Les Lignes qui suivent sonnent comme l’esquisse d’un véritable projet de libération de la femme, d’Afrique ou d’ailleurs : « S’il est vrai que plus de la moitié de l’humanité est asservie, alors c’est la femme africaine qui, en généralisant le bicaméralisme, serait à la tête de la libération de la femme, à l’échelle du monde. Ce ne serait donc plus telle ou telle idéologie ! Je ne sais pas si vous voyez l’ampleur révolutionnaire de cette idée… La femme africaine doit s’engager dans la voie du bicaméralisme, vous ne serez plus des suffragettes, des féministes. C’est la dignité de la mère de famille africaine traditionnelle que vous restaurerez, de façon conforme au progrès.
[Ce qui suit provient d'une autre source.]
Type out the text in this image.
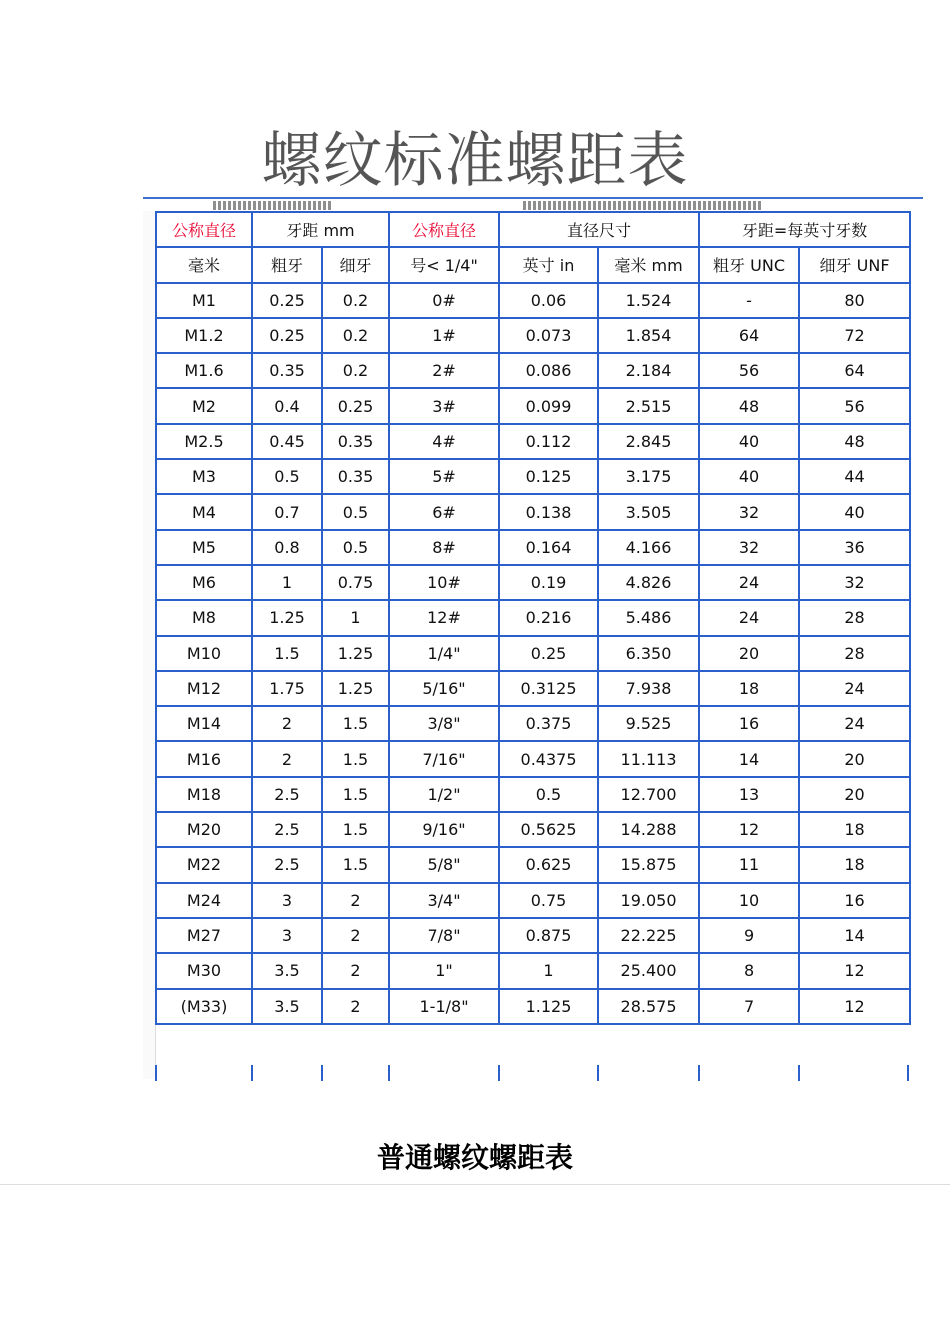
螺纹标准螺距表
公称直径	牙距 mm		公称直径	直径尺寸		牙距=每英寸牙数	
毫米	粗牙	细牙	号< 1/4"	英寸 in	毫米 mm	粗牙 UNC	细牙 UNF
M1	0.25	0.2	0#	0.06	1.524	-	80
M1.2	0.25	0.2	1#	0.073	1.854	64	72
M1.6	0.35	0.2	2#	0.086	2.184	56	64
M2	0.4	0.25	3#	0.099	2.515	48	56
M2.5	0.45	0.35	4#	0.112	2.845	40	48
M3	0.5	0.35	5#	0.125	3.175	40	44
M4	0.7	0.5	6#	0.138	3.505	32	40
M5	0.8	0.5	8#	0.164	4.166	32	36
M6	1	0.75	10#	0.19	4.826	24	32
M8	1.25	1	12#	0.216	5.486	24	28
M10	1.5	1.25	1/4"	0.25	6.350	20	28
M12	1.75	1.25	5/16"	0.3125	7.938	18	24
M14	2	1.5	3/8"	0.375	9.525	16	24
M16	2	1.5	7/16"	0.4375	11.113	14	20
M18	2.5	1.5	1/2"	0.5	12.700	13	20
M20	2.5	1.5	9/16"	0.5625	14.288	12	18
M22	2.5	1.5	5/8"	0.625	15.875	11	18
M24	3	2	3/4"	0.75	19.050	10	16
M27	3	2	7/8"	0.875	22.225	9	14
M30	3.5	2	1"	1	25.400	8	12
(M33)	3.5	2	1-1/8"	1.125	28.575	7	12
普通螺纹螺距表
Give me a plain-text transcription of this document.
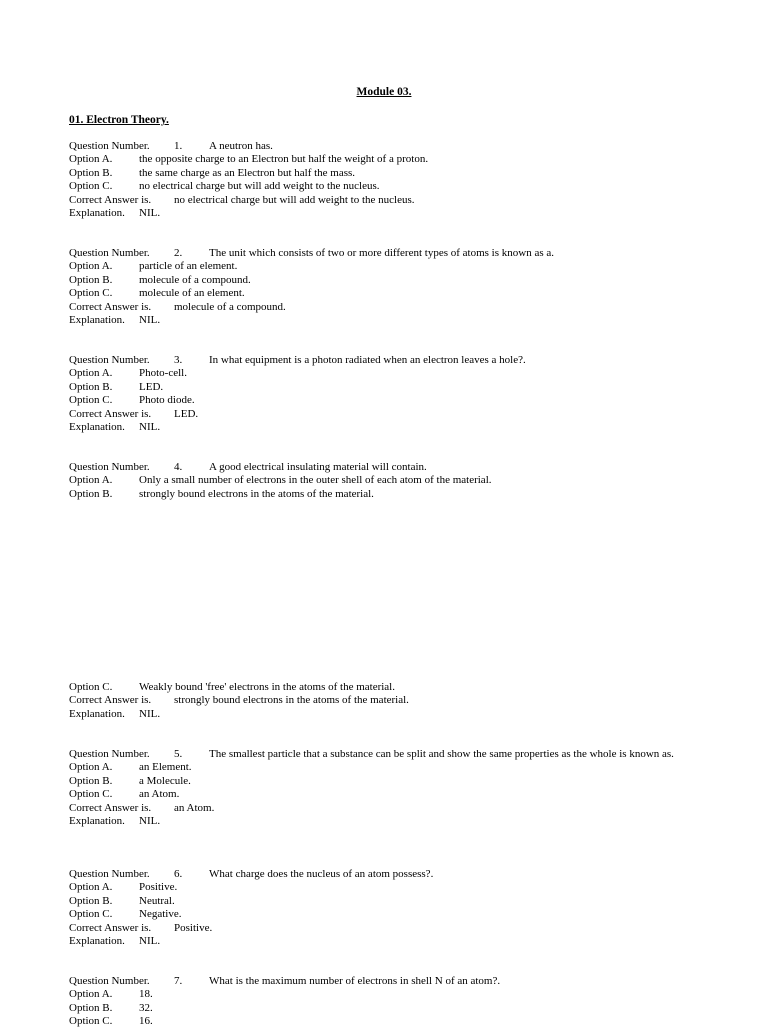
Module 03.
01. Electron Theory.
Question Number. 1. A neutron has.
Option A. the opposite charge to an Electron but half the weight of a proton.
Option B. the same charge as an Electron but half the mass.
Option C. no electrical charge but will add weight to the nucleus.
Correct Answer is. no electrical charge but will add weight to the nucleus.
Explanation. NIL.
Question Number. 2. The unit which consists of two or more different types of atoms is known as a.
Option A. particle of an element.
Option B. molecule of a compound.
Option C. molecule of an element.
Correct Answer is. molecule of a compound.
Explanation. NIL.
Question Number. 3. In what equipment is a photon radiated when an electron leaves a hole?.
Option A. Photo-cell.
Option B. LED.
Option C. Photo diode.
Correct Answer is. LED.
Explanation. NIL.
Question Number. 4. A good electrical insulating material will contain.
Option A. Only a small number of electrons in the outer shell of each atom of the material.
Option B. strongly bound electrons in the atoms of the material.
Option C. Weakly bound 'free' electrons in the atoms of the material.
Correct Answer is. strongly bound electrons in the atoms of the material.
Explanation. NIL.
Question Number. 5. The smallest particle that a substance can be split and show the same properties as the whole is known as.
Option A. an Element.
Option B. a Molecule.
Option C. an Atom.
Correct Answer is. an Atom.
Explanation. NIL.
Question Number. 6. What charge does the nucleus of an atom possess?.
Option A. Positive.
Option B. Neutral.
Option C. Negative.
Correct Answer is. Positive.
Explanation. NIL.
Question Number. 7. What is the maximum number of electrons in shell N of an atom?.
Option A. 18.
Option B. 32.
Option C. 16.
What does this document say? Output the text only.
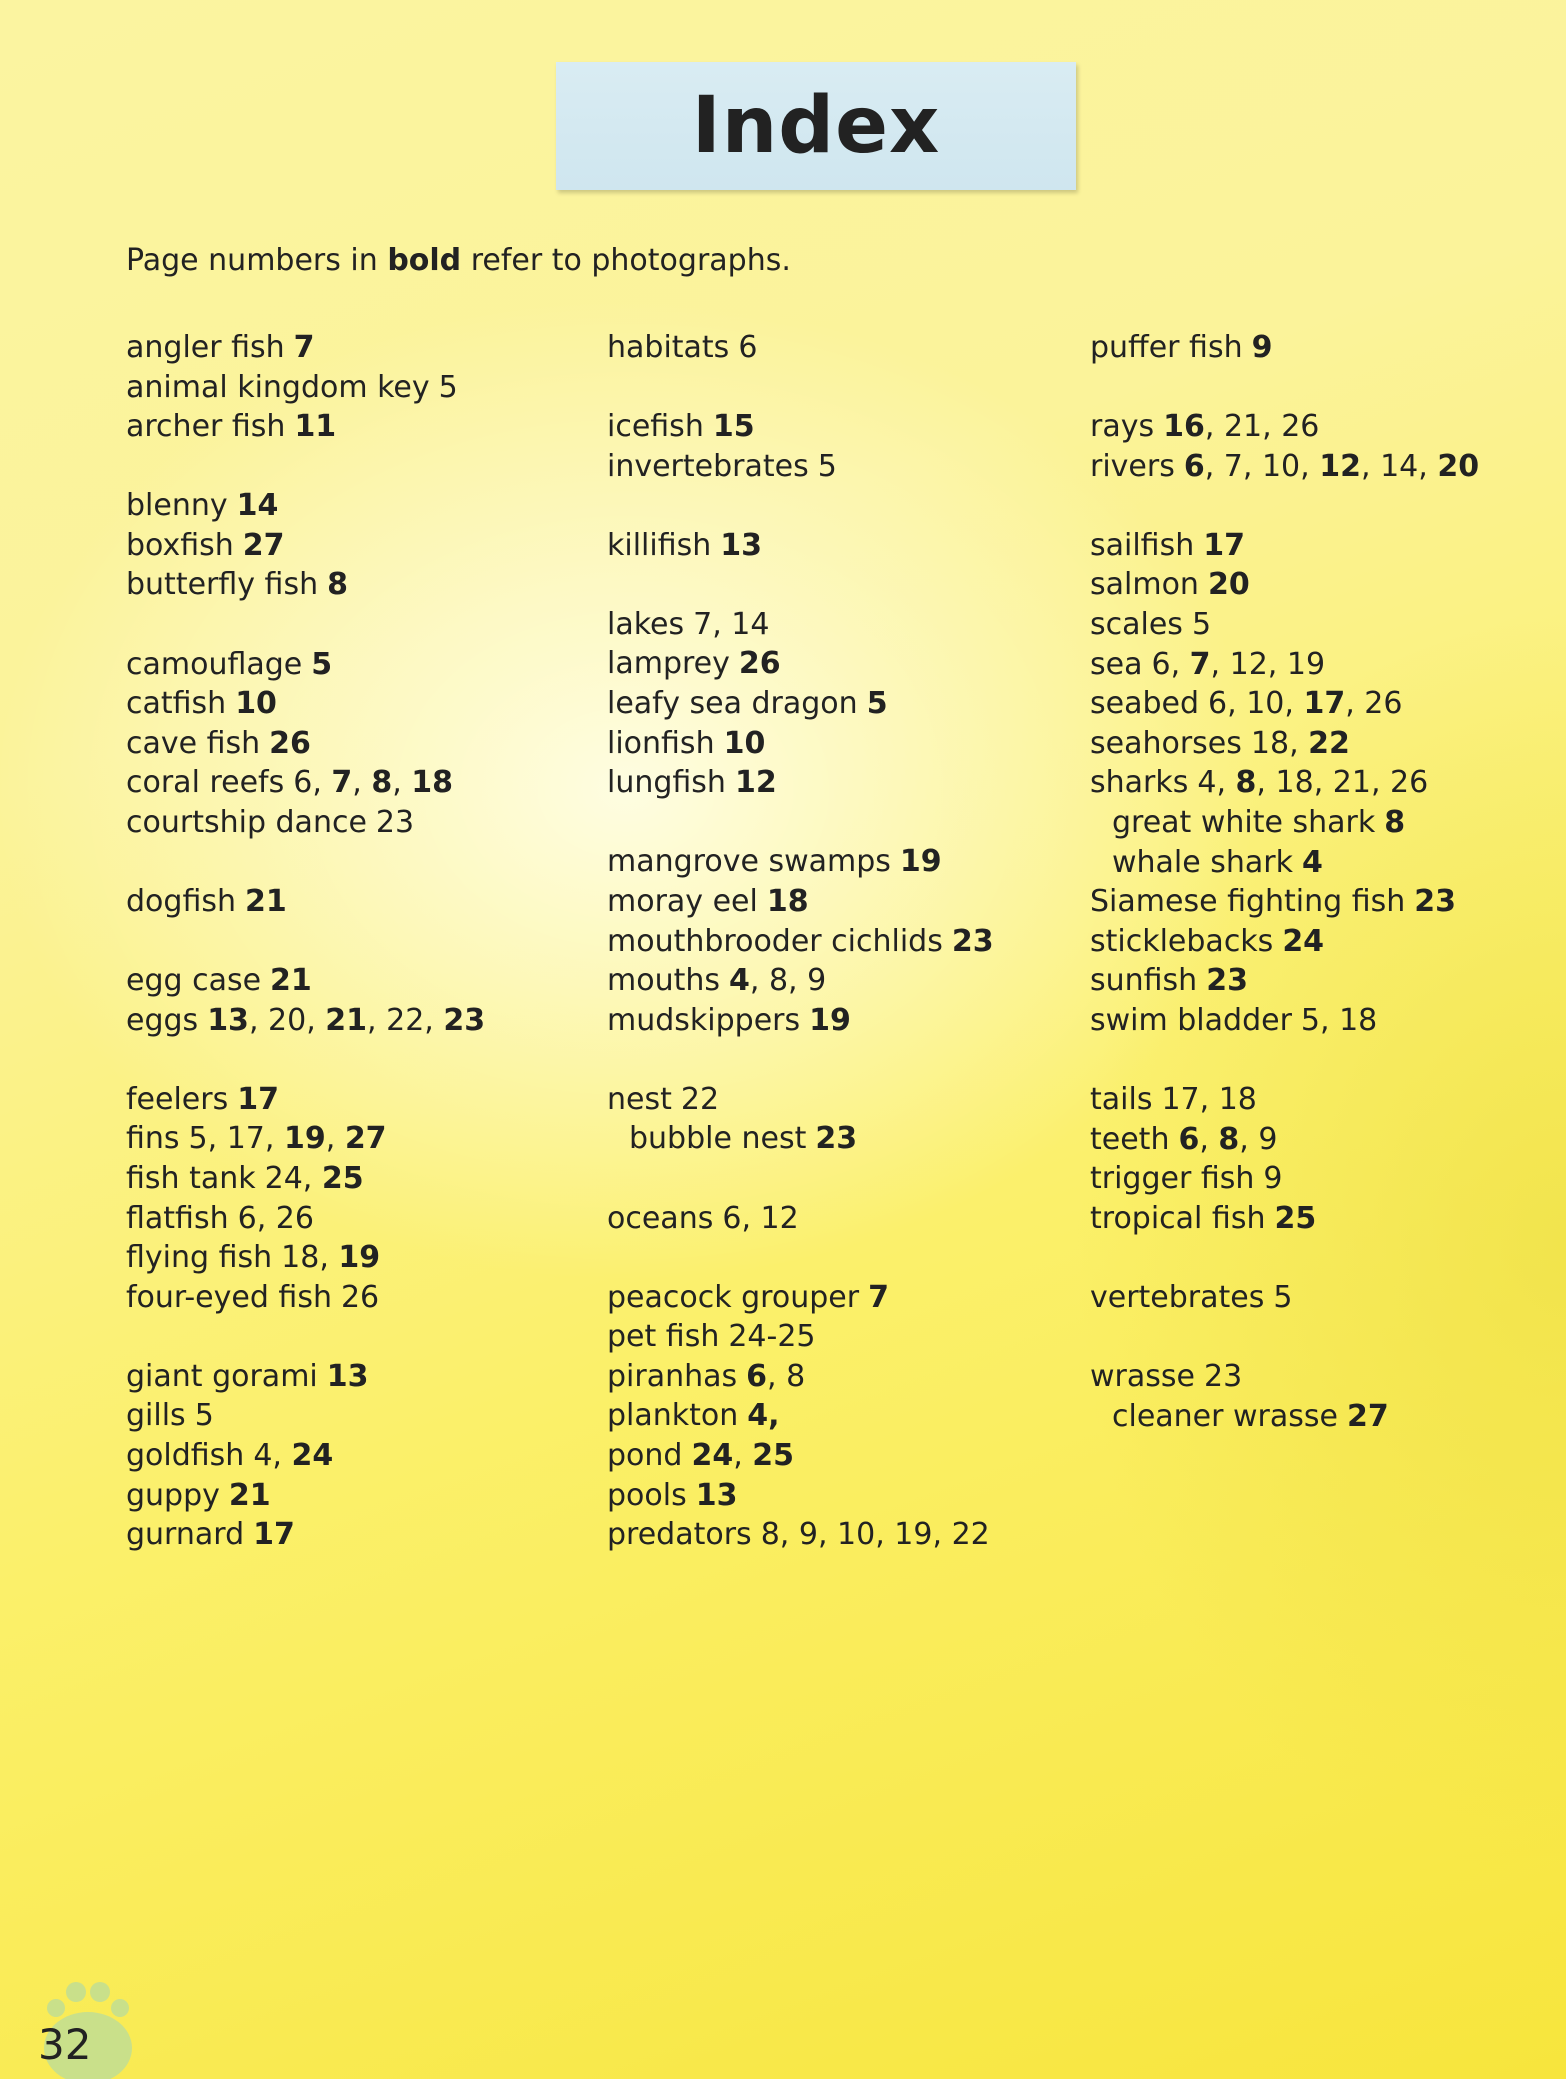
Index

Page numbers in bold refer to photographs.

angler fish 7
animal kingdom key 5
archer fish 11
blenny 14
boxfish 27
butterfly fish 8
camouflage 5
catfish 10
cave fish 26
coral reefs 6, 7, 8, 18
courtship dance 23
dogfish 21
egg case 21
eggs 13, 20, 21, 22, 23
feelers 17
fins 5, 17, 19, 27
fish tank 24, 25
flatfish 6, 26
flying fish 18, 19
four-eyed fish 26
giant gorami 13
gills 5
goldfish 4, 24
guppy 21
gurnard 17
habitats 6
icefish 15
invertebrates 5
killifish 13
lakes 7, 14
lamprey 26
leafy sea dragon 5
lionfish 10
lungfish 12
mangrove swamps 19
moray eel 18
mouthbrooder cichlids 23
mouths 4, 8, 9
mudskippers 19
nest 22
bubble nest 23
oceans 6, 12
peacock grouper 7
pet fish 24-25
piranhas 6, 8
plankton 4,
pond 24, 25
pools 13
predators 8, 9, 10, 19, 22
puffer fish 9
rays 16, 21, 26
rivers 6, 7, 10, 12, 14, 20
sailfish 17
salmon 20
scales 5
sea 6, 7, 12, 19
seabed 6, 10, 17, 26
seahorses 18, 22
sharks 4, 8, 18, 21, 26
great white shark 8
whale shark 4
Siamese fighting fish 23
sticklebacks 24
sunfish 23
swim bladder 5, 18
tails 17, 18
teeth 6, 8, 9
trigger fish 9
tropical fish 25
vertebrates 5
wrasse 23
cleaner wrasse 27

32
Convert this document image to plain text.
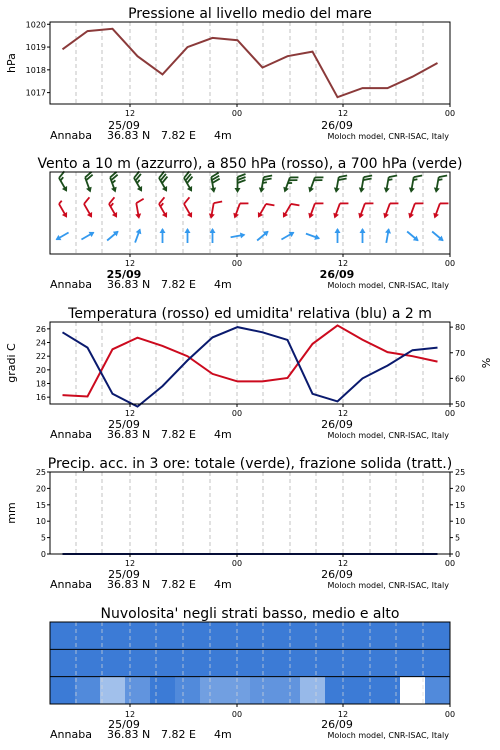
Pressione al livello medio del mare
1017
1018
1019
1020
hPa
12	00	12	00
25/09	26/09
Annaba 36.83 N 7.82 E 4m	Moloch model, CNR-ISAC, Italy
Vento a 10 m (azzurro), a 850 hPa (rosso), a 700 hPa (verde)
12	00	12	00
25/09	26/09
Annaba 36.83 N 7.82 E 4m	Moloch model, CNR-ISAC, Italy
Temperatura (rosso) ed umidita' relativa (blu) a 2 m
16
18
20
22
24
26
50
60
70
80
gradi C	%
12	00	12	00
25/09	26/09
Annaba 36.83 N 7.82 E 4m	Moloch model, CNR-ISAC, Italy
Precip. acc. in 3 ore: totale (verde), frazione solida (tratt.)
0
5
10
15
20
25
0
5
10
15
20
25
mm
12	00	12	00
25/09	26/09
Annaba 36.83 N 7.82 E 4m	Moloch model, CNR-ISAC, Italy
Nuvolosita' negli strati basso, medio e alto
12	00	12	00
25/09	26/09
Annaba 36.83 N 7.82 E 4m	Moloch model, CNR-ISAC, Italy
Je suis sûr que c’est l’Afrique qui, de par son héritage culturel, est la plus à même de libérer la femme à l’échelle mondiale, parce que c’est elle qui l’avait déjà fait par le passé. »

Et comme pour prolonger le chapitre sur la transmission des connaissances, Khadim Ndiaye clôt le livre sur les mots et réflexions de Cheikh Anta Diop à l’endroit de la jeunesse. Il dit d’emblée : « C’est pour les jeunes que je parle. » Il ajoute, entre autres viatiques : « La jeunesse doit être l’avant-garde de la libération de notre continent » : « Sortir les jeunes de la torpeur, du pessimisme, les amener à découvrir par leur propre réflexion la possibilité de ce qui leur paraissait un rêve (…) »

Même pour ceux qui ont lu et fréquentent assidument les écrit et travaux de Cheikh Anta Diop, ce livre sur l’itinéraire les pensées, opinions et combats de Cheikh Anta Diop apporte du nouveau, notamment des confidences inédites et des entretiens peu connus qui renseignent sur l’envergure éthique de « ce modèle géant de la sagesse africaine contemporaine que fut le regretté Pr Cheikh Anta Diop », pour reprendre le préfacier Dr Dialo Diop. A ceux et celles qui ont peu ou pas lu le Maitre, une formidable opportunité est donnée de disposer de clés d’entrée et de lecture d’une œuvre inscrite dans le temps de l’Histoire.